Lloyd went on to serve as Director of Education at the Juilliard School in New York City from 1946 to 1949, where he established a new dance division with Martha Hill as director, and invited Graham, Limón, and other Bennington choreographers to join the faculty. During this period, he and Juilliard president William Schuman designed a new and innovative approach to the study of musical theory, entitled "The Literature and Materials of Music", which shifted the emphasis away from textbooks and rigorous ear training to discussion and direct pedagogy by composers in the classroom. He and Schuman were committed to teaching music from a more holistic approach that would "make responsible adults of musicians". The new curriculum was intended to disrupt what the two men considered to be an overly insular culture and rigidly formal training regimen at Juilliard, and effectively altered the course of American musical education towards the more comprehensive and progressive path on which it remains today.

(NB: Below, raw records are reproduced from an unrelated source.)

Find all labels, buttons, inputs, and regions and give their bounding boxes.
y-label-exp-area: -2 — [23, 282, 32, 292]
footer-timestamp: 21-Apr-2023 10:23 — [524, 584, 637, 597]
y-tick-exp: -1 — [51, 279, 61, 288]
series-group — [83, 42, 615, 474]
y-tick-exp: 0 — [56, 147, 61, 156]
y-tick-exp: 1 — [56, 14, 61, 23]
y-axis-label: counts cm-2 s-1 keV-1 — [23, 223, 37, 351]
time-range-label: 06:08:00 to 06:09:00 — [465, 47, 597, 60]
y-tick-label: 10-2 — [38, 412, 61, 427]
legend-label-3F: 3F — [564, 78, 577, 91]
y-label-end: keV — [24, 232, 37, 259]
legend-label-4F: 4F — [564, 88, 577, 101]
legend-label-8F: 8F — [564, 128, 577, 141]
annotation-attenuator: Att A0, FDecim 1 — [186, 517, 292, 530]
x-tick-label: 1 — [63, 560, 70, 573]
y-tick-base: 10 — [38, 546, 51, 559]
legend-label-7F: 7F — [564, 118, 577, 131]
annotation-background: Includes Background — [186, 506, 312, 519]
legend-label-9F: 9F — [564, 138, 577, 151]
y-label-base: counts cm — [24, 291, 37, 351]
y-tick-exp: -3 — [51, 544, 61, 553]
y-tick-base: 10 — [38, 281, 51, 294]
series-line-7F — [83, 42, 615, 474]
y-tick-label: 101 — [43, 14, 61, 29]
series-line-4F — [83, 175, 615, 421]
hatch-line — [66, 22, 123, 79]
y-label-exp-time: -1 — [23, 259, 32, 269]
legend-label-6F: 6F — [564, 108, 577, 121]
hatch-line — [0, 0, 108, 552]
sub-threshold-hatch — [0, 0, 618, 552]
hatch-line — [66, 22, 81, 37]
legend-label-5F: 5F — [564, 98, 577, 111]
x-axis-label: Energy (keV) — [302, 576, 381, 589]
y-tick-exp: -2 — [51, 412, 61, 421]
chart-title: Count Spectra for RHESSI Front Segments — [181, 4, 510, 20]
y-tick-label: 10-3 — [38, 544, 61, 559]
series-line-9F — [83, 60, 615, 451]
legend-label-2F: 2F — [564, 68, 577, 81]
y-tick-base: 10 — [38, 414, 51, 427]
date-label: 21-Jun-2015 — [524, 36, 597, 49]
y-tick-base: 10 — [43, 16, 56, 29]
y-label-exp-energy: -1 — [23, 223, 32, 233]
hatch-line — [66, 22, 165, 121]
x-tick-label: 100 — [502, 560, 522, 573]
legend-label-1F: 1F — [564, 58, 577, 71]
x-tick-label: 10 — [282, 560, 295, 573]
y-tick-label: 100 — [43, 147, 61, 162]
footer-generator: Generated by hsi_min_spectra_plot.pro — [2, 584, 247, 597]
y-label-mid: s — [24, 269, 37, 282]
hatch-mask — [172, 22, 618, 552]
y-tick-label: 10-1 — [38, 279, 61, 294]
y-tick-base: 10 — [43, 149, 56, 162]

Lloyd also continued to compose works for leading choreographers, including Limón's 1947 work "La Malinche", as well as chamber works for the piano and violin. He worked tirelessly as a teacher and educator and his influence can be felt in the works of the many students who passed through Juilliard during his tenure. He eventually left Juilliard in 1963 to serve as Dean of the Oberlin College conservatory; he received a Doctorate of Music from the Philadelphia Conservatory of Music the same year.

In 1965, he left Oberlin to create the Rockefeller Foundation's arts program, serving there as Director of Arts Programming until 1972. He published a number of books during his career, including the Golden Encyclopedia of Music, Fireside Book of Favorite American Songs, and Fireside Book of Folk Songs. He played a pivotal role in the re-emergence and popularity of Scott Joplin's ragtime tunes some 30 years after the Depression, when he persuaded Vera Brodsky Lawrence to edit The Collected Works of Scott Joplin.

Lloyd died of leukemia at his home in Greenwich, Connecticut, on July 31, 1980, at the age of 70.